Thomas Le Duc-Moreau : La symphonie, c’est celle où j’ai le plus joué comme violoncelliste, quand j’étais aux études. Je l’ai même déjà dirigée au Conservatoire. Mais j’avoue que c’est rare que je ne sois pas à mes premières directions d’œuvres. Le concerto va être une première et l’ouverture aussi, mais étonnamment, la symphonie, je l’ai déjà dirigée.

PAN M 360 : Vous avez travaillé avec nombre de chefs assez reconnus et importants, avec Jacques Lacombe qui a été votre professeur au Conservatoire, Bernard Labadie, Kent Nagano, François-Xavier Roth, Rafael Payare, Valéry Gergiev et j’en passe. Que retenez-vous de leurs enseignements et comment le fait de les avoir côtoyés, d’avoir travaillé avec eux, a façonné le chef que vous êtes aujourd’hui et que vous devenez?

Thomas Le Duc-Moreau : C’est intéressant comme question. Honnêtement, peut-être que dans quelques années, je le saurai vraiment, mais ce qui est certain, c’est que tous ces chefs-là, que vous avez mentionnés, ont certainement eu une énorme influence sur une facette de mon approche musicale.

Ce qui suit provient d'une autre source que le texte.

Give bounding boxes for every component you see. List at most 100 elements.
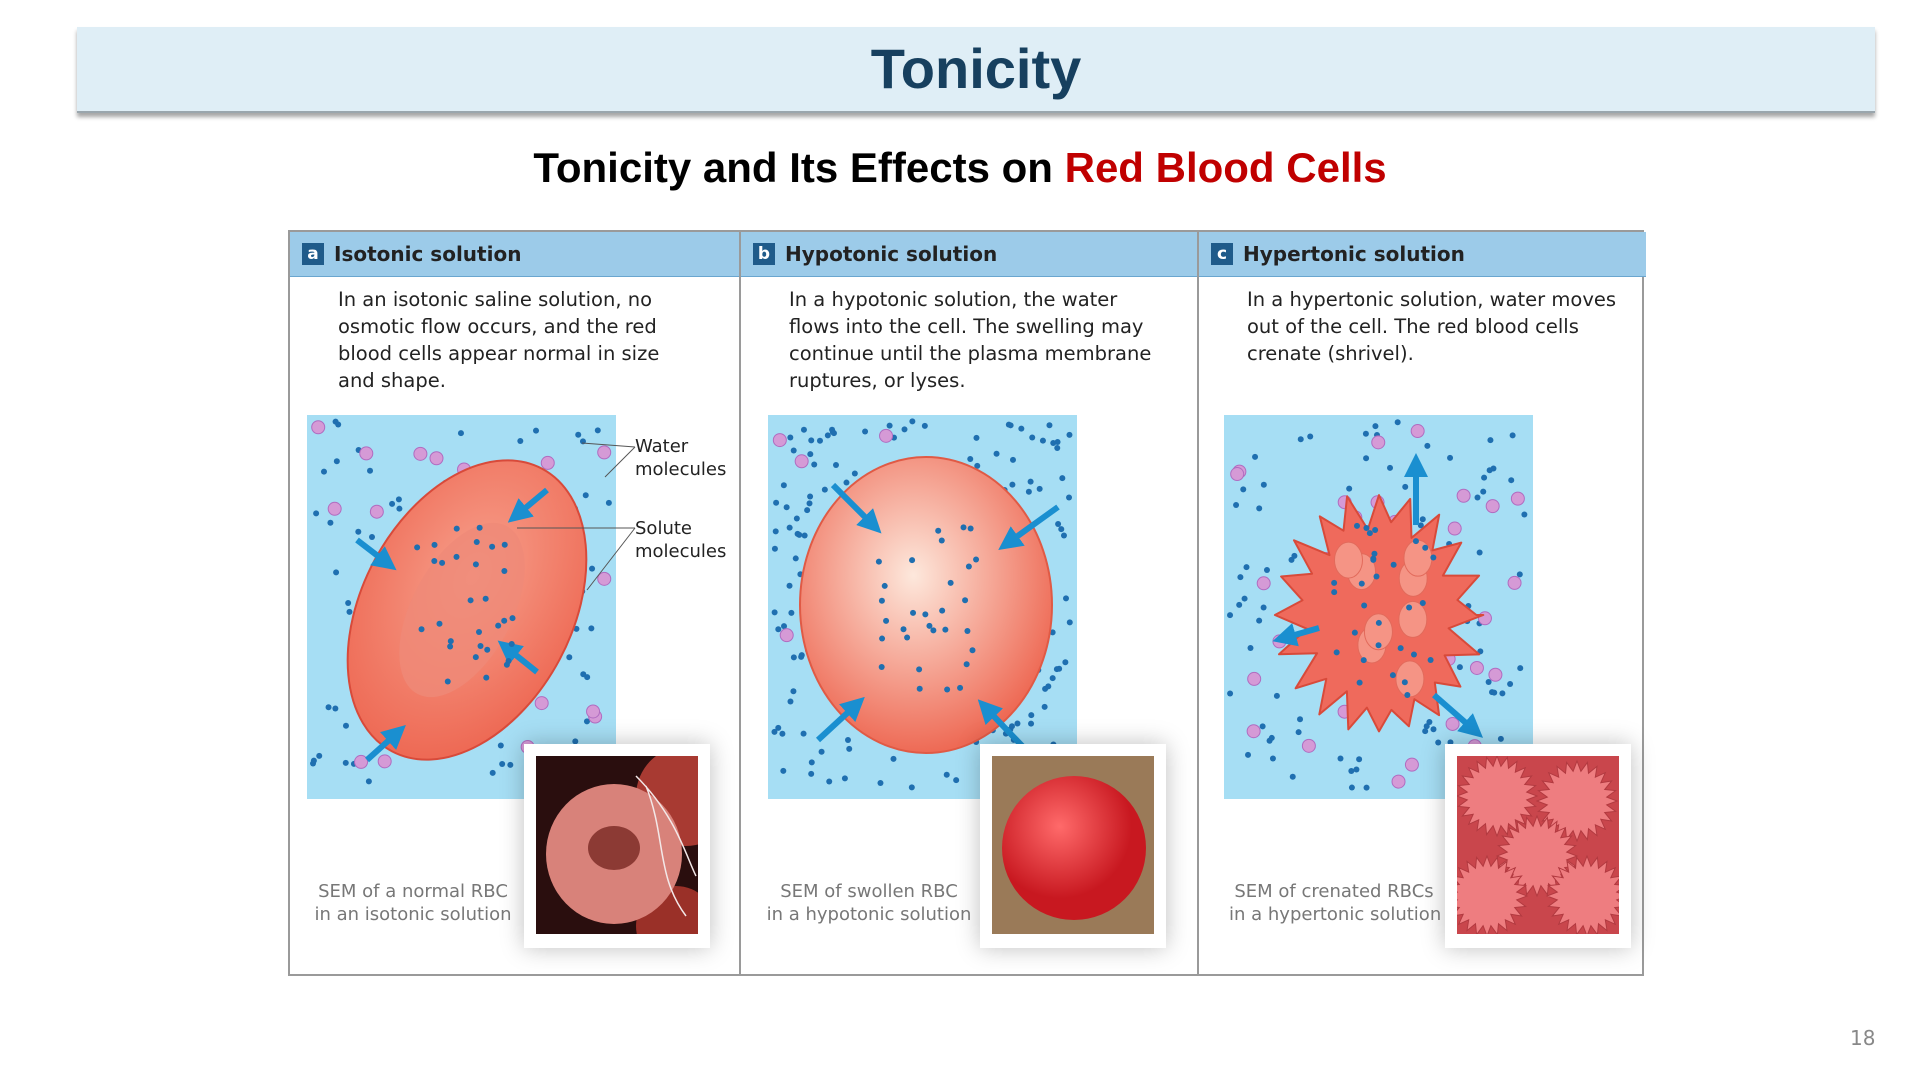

Le premier chef avec qui j’ai travaillé énormément, c’est Jacques Lacombe. C’est certain que son enseignement est quelque chose qui m’a formé, qui m’a forgé et qui me suit énormément. Encore aujourd’hui, il y a des choses qu’il m’a montrées il y a sept ans auxquelles je pense encore aujourd’hui et il y a des choses que je comprends aujourd’hui dans ce qu’il m’a montrées à l’époque. Je dirais aussi que de mon passage à l’OSM, avec François-Xavier Roth et Gergiev, c’est certainement les deux où j’ai trouvé qu’en seulement quelques secondes, le son de l’orchestre a été complètement transformé. C’est de chercher à comprendre « qu’est-ce qui fait ça » qui est fascinant.

PAN M 360 : Qu’est-ce qui vous anime quand vous êtes sur le podium?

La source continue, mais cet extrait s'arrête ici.